Select and build a model

Tools

PowerPoint

Python

Tableau

Excel

Analysis Process

  1. Clean and integrate the dataset.

  2. Geographic Factors Analysis: Analyzing the differences in housing prices across different zip code areas.

  3. Exploratory Data Analysis, analyze the correlation between each variable and the price.

  4. Select and build a model to reasonably predict housing prices.

Analysis & Visualization

Geographic Factors Analysis

Using Tableau's map feature, display the median housing prices across different zip code areas, and combine this with a bar chart to show specific information. This allows us to clearly see which areas have high housing prices and which areas have low housing prices.

Note: This process can also be completed using Python. Please refer to the link. [Code]

Exploratory Data Analysis

Combining Python and Tableau, use Python to organize the data and Tableau to visualize it. Create a correlation matrix of various variables and housing prices, and then select the three variables with the highest correlation coefficients for further analysis.


For the continuous variable SQFT, we create a scatter plot and analyze its relationship with price through linear regression. Additionally, we include the zip code as a filter to view the situation in specific zip code areas.

For the discrete variables, such as the number of bathrooms and grade, we use boxplots to analyze the variation in housing price distribution across different categories.

Select and build a model

Use Python to test and select the model. Finally, we have determined that the 'Random Forest' is the most suitable model.

Visualize the model results using Tableau.

Conclusion

1. There are significant differences in housing prices across different zip code areas in King County. The most expensive areas are 98039, 98004, and 98040. around the lake, while the cheapest areas are 98168, 98002, and 98032.  in the southwest corner.
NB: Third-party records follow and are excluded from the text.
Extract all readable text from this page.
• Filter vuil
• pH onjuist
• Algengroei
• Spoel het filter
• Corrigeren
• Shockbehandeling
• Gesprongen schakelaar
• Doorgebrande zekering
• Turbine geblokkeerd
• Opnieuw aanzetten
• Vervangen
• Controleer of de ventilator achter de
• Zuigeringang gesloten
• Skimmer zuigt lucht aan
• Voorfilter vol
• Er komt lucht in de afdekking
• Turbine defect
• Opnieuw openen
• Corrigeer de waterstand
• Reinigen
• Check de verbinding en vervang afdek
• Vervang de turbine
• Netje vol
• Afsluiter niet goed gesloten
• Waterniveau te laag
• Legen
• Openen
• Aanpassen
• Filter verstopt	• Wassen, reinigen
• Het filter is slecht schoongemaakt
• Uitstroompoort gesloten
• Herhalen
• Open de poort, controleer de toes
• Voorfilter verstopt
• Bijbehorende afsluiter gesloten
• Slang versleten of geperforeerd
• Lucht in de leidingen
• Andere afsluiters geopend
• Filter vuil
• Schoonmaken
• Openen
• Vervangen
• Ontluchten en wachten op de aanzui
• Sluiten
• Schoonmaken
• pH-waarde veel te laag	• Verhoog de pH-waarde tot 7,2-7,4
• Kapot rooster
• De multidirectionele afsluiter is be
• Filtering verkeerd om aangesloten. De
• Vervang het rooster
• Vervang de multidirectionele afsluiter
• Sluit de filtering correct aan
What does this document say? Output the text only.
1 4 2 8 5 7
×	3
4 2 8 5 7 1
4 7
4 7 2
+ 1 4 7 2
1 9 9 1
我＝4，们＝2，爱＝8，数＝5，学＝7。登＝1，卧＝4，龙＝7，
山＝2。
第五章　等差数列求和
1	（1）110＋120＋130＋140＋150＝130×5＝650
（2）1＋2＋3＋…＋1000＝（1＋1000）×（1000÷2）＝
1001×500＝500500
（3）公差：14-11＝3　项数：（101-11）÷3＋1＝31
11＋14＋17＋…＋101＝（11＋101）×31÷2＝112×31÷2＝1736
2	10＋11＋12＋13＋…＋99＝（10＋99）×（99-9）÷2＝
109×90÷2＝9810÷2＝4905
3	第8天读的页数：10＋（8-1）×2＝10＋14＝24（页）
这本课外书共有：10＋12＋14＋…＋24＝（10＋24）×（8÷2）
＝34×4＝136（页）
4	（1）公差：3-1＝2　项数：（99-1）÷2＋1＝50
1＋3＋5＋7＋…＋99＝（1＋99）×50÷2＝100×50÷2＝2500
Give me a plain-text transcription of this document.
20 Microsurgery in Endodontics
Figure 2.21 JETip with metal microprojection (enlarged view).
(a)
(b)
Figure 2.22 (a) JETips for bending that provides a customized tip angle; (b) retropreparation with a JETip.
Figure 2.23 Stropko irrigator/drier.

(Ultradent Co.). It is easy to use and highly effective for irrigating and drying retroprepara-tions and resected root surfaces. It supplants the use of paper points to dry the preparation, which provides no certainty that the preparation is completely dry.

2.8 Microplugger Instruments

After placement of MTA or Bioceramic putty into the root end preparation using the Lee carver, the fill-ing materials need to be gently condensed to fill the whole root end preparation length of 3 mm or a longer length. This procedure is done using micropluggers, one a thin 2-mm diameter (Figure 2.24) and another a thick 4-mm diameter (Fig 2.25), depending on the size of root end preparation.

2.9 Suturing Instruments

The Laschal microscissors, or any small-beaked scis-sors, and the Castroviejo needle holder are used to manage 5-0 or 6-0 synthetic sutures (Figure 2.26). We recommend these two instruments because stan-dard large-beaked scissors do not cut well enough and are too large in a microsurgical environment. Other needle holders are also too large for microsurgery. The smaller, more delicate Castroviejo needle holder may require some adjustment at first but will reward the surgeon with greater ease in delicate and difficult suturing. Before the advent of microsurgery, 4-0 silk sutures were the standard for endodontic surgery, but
2. Housing prices have a strong positive correlation with living square footage (living-SQFT). In specific zip code areas, this correlation becomes even stronger.

3.Housing prices are positively correlated with the number of bathrooms, and as the number of bathrooms increases, the price variability also becomes larger.

4.Housing prices are positively correlated with grade, and as the grade increases, the price variability also becomes larger.

5.Based on the above factors, we have developed a housing price prediction model that can serve as a reference for homebuyers.